Details still to come, but are planning an Operate First launch for KubeCon Detroit 2022 (24 - 28 October)..

If you are interested in getting involved in the planning process (which may involve getting invited to help onsite at the event), add your name and idea to this issue in the Community SIG: https://github.com/operate-first/community/issues/199

We’ll have more discussions in that issue, but brainstorming some ideas on the community mailing list will likely happen, too.

Diverse opportunities for Hatters

Discussions with Red Hatters causing these thoughts: How can we make Operate First useful and attractive to Hatters who want to increase their presence in the Open Source ecosystem? E.g. to increase role diversity, to increase and scale the influence of individuals and the organization, provide career development opportunities, and so forth.

Talking with some Red Hatters at KubeCon, it was clear there are always Hatters looking for opportunities to get involved in Open Source projects who don’t know where to start or what is useful for them and their careers.
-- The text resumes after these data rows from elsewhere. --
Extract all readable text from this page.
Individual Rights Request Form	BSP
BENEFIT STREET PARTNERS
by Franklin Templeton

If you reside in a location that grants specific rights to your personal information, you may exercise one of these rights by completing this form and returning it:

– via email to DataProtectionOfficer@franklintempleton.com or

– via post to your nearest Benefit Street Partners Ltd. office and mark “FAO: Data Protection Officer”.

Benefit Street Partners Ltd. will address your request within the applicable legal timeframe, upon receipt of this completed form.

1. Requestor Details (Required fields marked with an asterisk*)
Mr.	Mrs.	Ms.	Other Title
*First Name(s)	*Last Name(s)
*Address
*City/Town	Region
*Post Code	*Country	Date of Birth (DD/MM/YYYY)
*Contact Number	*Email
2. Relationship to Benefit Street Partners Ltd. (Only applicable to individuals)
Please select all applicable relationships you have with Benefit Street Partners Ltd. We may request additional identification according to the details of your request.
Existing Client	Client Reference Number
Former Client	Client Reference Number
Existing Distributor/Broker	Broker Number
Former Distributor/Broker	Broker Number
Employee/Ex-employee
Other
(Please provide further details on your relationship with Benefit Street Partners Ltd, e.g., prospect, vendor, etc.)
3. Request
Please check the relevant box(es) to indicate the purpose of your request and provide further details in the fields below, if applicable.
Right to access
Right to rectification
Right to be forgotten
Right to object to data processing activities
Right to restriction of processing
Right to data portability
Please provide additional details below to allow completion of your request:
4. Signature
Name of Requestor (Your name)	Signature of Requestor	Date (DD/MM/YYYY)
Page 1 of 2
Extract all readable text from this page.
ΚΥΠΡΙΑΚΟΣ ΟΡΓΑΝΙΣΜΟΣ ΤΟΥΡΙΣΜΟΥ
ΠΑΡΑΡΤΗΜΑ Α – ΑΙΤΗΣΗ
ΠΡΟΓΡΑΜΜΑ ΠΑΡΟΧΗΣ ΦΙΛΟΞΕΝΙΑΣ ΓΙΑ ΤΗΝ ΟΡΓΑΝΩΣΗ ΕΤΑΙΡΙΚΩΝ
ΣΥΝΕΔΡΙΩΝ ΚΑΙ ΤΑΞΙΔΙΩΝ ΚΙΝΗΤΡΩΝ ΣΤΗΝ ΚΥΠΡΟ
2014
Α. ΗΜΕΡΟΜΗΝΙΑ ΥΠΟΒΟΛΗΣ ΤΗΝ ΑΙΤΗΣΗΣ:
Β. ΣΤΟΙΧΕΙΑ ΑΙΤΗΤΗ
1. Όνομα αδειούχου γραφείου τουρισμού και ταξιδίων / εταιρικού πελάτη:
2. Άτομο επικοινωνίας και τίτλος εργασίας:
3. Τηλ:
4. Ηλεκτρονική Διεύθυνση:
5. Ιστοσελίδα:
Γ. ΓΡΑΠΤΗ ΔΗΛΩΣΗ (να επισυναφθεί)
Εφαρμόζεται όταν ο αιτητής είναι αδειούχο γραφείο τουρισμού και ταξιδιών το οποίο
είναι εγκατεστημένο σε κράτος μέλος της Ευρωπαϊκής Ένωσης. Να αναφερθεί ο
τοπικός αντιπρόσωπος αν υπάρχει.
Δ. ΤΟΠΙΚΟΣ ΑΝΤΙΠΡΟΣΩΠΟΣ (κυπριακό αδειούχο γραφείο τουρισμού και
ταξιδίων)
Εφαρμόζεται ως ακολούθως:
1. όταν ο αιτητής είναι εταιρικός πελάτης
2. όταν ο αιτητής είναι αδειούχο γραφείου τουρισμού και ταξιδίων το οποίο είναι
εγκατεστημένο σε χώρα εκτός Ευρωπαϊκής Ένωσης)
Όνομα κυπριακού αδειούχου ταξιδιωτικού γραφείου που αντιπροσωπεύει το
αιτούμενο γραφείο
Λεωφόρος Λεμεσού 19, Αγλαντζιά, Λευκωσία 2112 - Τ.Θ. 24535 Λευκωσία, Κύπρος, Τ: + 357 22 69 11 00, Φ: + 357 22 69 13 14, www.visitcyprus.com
The idea came up to have an internal campaign with a focus on role diversity and how to find a connection between diverse careers and activities in the Operate First project. Some may be opportunities to work with others right away, some may just be an idea ready for someone able to start up that aspect of the community.

I’m looking for a Hatter to work with on advancing this idea. I know of some good places to get started, but I’ll be more successful working with another person or small group to get this campaign going. Let me know if you’d like to do something with this idea!